Email This Story :
United Nations Secretary-General Antonio Guterres appealed to Burmese authorities on Tuesday to end violence against Rohingya Muslims in Arakan State, warning of the risk of ethnic cleansing and regional destabilisation.
He also urged the Security Council to press for restraint and calm, sending the 15-member body a rare letter to express concern that the violence could spiral into a “humanitarian catastrophe with implications for peace and security that could continue to expand beyond Myanmar’s borders.”
Nearly 125,000 Rohingya Muslims have fled to Bangladesh from Burma’s northwestern Arakan State since the violence began on 25 August, when Rohingya insurgents attacked dozens of police posts and an army base. The ensuing clashes and a military counter-offensive have killed at least 400 people.

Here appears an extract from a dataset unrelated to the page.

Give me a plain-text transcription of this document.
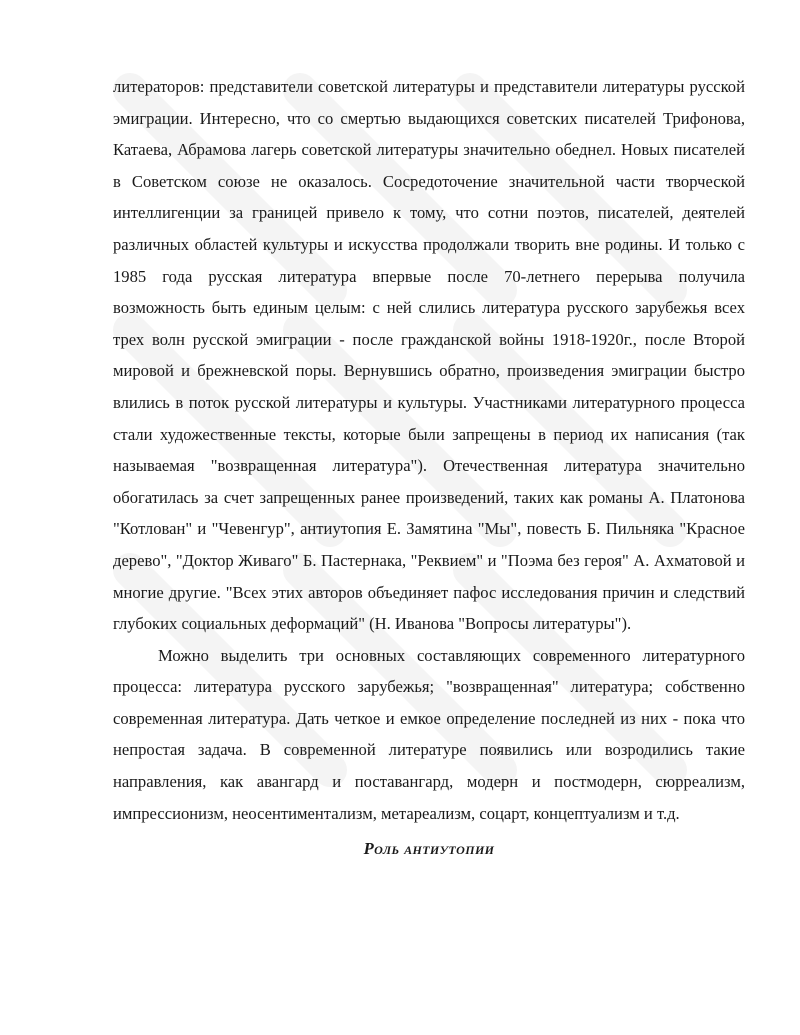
литераторов: представители советской литературы и представители литературы русской эмиграции. Интересно, что со смертью выдающихся советских писателей Трифонова, Катаева, Абрамова лагерь советской литературы значительно обеднел. Новых писателей в Советском союзе не оказалось. Сосредоточение значительной части творческой интеллигенции за границей привело к тому, что сотни поэтов, писателей, деятелей различных областей культуры и искусства продолжали творить вне родины. И только с 1985 года русская литература впервые после 70-летнего перерыва получила возможность быть единым целым: с ней слились литература русского зарубежья всех трех волн русской эмиграции - после гражданской войны 1918-1920г., после Второй мировой и брежневской поры. Вернувшись обратно, произведения эмиграции быстро влились в поток русской литературы и культуры. Участниками литературного процесса стали художественные тексты, которые были запрещены в период их написания (так называемая "возвращенная литература"). Отечественная литература значительно обогатилась за счет запрещенных ранее произведений, таких как романы А. Платонова "Котлован" и "Чевенгур", антиутопия Е. Замятина "Мы", повесть Б. Пильняка "Красное дерево", "Доктор Живаго" Б. Пастернака, "Реквием" и "Поэма без героя" А. Ахматовой и многие другие. "Всех этих авторов объединяет пафос исследования причин и следствий глубоких социальных деформаций" (Н. Иванова "Вопросы литературы").

Можно выделить три основных составляющих современного литературного процесса: литература русского зарубежья; "возвращенная" литература; собственно современная литература. Дать четкое и емкое определение последней из них - пока что непростая задача. В современной литературе появились или возродились такие направления, как авангард и поставангард, модерн и постмодерн, сюрреализм, импрессионизм, неосентиментализм, метареализм, соцарт, концептуализм и т.д.

Роль антиутопии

When asked if the violence could be described as ethnic cleansing, Guterres told reporters on Tuesday: “We are facing a risk, I hope we don’t get there.”
“I appeal to all, all authorities in Myanmar, civilian authorities and military authorities, to indeed put an end to this violence that, in my opinion, is creating a situation that can destabilise the region,” he said.
Burma says its security forces are fighting a legitimate campaign against “terrorists” responsible for a string of attacks on police posts and the army since last October.
Burmese officials blamed Rohingya militants for the burning of homes and civilian deaths but rights monitors and Rohingya fleeing to neighbouring Bangladesh say the Burma Army is trying to force them out with a campaign of arson and killings.
The UN Security Council met behind closed doors last week to be briefed on the situation at the request of Britain.
“If it continues to deteriorate then one of the things that we can do is to hold further meetings to shine a spotlight on the situation there,” Britain’s UN Ambassador Matthew Rycroft said on Monday.
The treatment of Buddhist-majority Burma’s roughly 1.1 million Muslim Rohingya is the biggest challenge facing leader Aung San Suu Kyi, accused by Western critics of not speaking out for the minority that has long complained of persecution.
Under the rarely used Article 99 of the UN Charter, Guterres can “bring to the attention of the Security Council any matter which in his opinion may threaten the maintenance of international peace and security.”
While Guterres’ letter does not specifically involve Article 99, he writes that “the international community has a responsibility to undertake concerted efforts to prevent further escalation of the crisis.”